L'expérience du Télégramme, sa « culture de l'innovation » mais aussi son intégration au pôle de compétitivité Image et Réseaux où il côtoie Orange et Alcatel, fait bizarre quand on la compare au reste de la PQRD. Il faudra suivre car Brest teste la 4G, ce qui a permis par exemple à cinq JRI du Télégramme de couvrir à l'iphone l'arrivée de François Hollande descendant de bateau retransmise en direct sur la web TV du journal...

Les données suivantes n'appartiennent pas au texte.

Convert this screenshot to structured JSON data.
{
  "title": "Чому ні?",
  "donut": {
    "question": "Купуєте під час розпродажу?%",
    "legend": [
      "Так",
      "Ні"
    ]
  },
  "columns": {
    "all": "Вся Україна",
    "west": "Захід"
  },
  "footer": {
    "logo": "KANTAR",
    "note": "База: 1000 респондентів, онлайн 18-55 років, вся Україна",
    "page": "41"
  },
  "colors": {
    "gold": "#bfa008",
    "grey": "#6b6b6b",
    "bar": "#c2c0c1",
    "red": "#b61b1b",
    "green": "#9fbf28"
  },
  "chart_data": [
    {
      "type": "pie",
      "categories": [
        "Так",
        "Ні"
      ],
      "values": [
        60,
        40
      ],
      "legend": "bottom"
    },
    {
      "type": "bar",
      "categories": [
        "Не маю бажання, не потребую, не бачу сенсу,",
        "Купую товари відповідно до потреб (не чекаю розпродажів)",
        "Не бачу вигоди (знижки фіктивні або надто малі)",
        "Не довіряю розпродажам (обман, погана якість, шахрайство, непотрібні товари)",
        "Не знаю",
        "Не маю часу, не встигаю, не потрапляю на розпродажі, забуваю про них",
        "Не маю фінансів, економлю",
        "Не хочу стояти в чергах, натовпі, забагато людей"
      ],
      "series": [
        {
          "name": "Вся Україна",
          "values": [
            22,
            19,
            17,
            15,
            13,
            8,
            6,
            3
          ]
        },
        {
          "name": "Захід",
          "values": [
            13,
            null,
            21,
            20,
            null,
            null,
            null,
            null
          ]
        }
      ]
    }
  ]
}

Eric Lagneau (op cit) tente d'éclairer le « point aveugle » des discours sur l'innovation dont il relève la « connotation positive » qui contraste avec les qualificatifs négatifs dont les innovateurs décrivent « le conservatisme, voire la ringardise des adversaires » en les « psychologisant et les individualisant alors que le changement est collectif ». Il demande qui « tient les discours de l'innovation et d'où parlent-ils ? Sont -ils analystes ou promoteurs du changement ? » Il pointe l'écueil des « discours prophétiques » présentant les nouvelles technologies comme les solutions à tous les problèmes, annonçant des « catastrophes » mais manquant de « recul historique », et surtout cachant des « choix politiques, économiques et sociaux derrière les transformations ». Il est bien le seul intervenant à souligner la dégradation des conditions de travail révélée par l'enquête Technologia-SNJ. Il estime que « les directions se sont emparées de la numérisation pour rationaliser les pratiques journalistiques » mais que les règles de celles-ci ont « fondamentalement peu évolué » entre les « savoir-faire de gestion des contraintes, des sources, de la distanciation... ». Il convient que les réseaux sociaux ont introduit une « tension de plus en plus forte », mais qu'il reste un enjeu politique : « la dimension politique et civique distingue le journaliste du fournisseur de contenu ».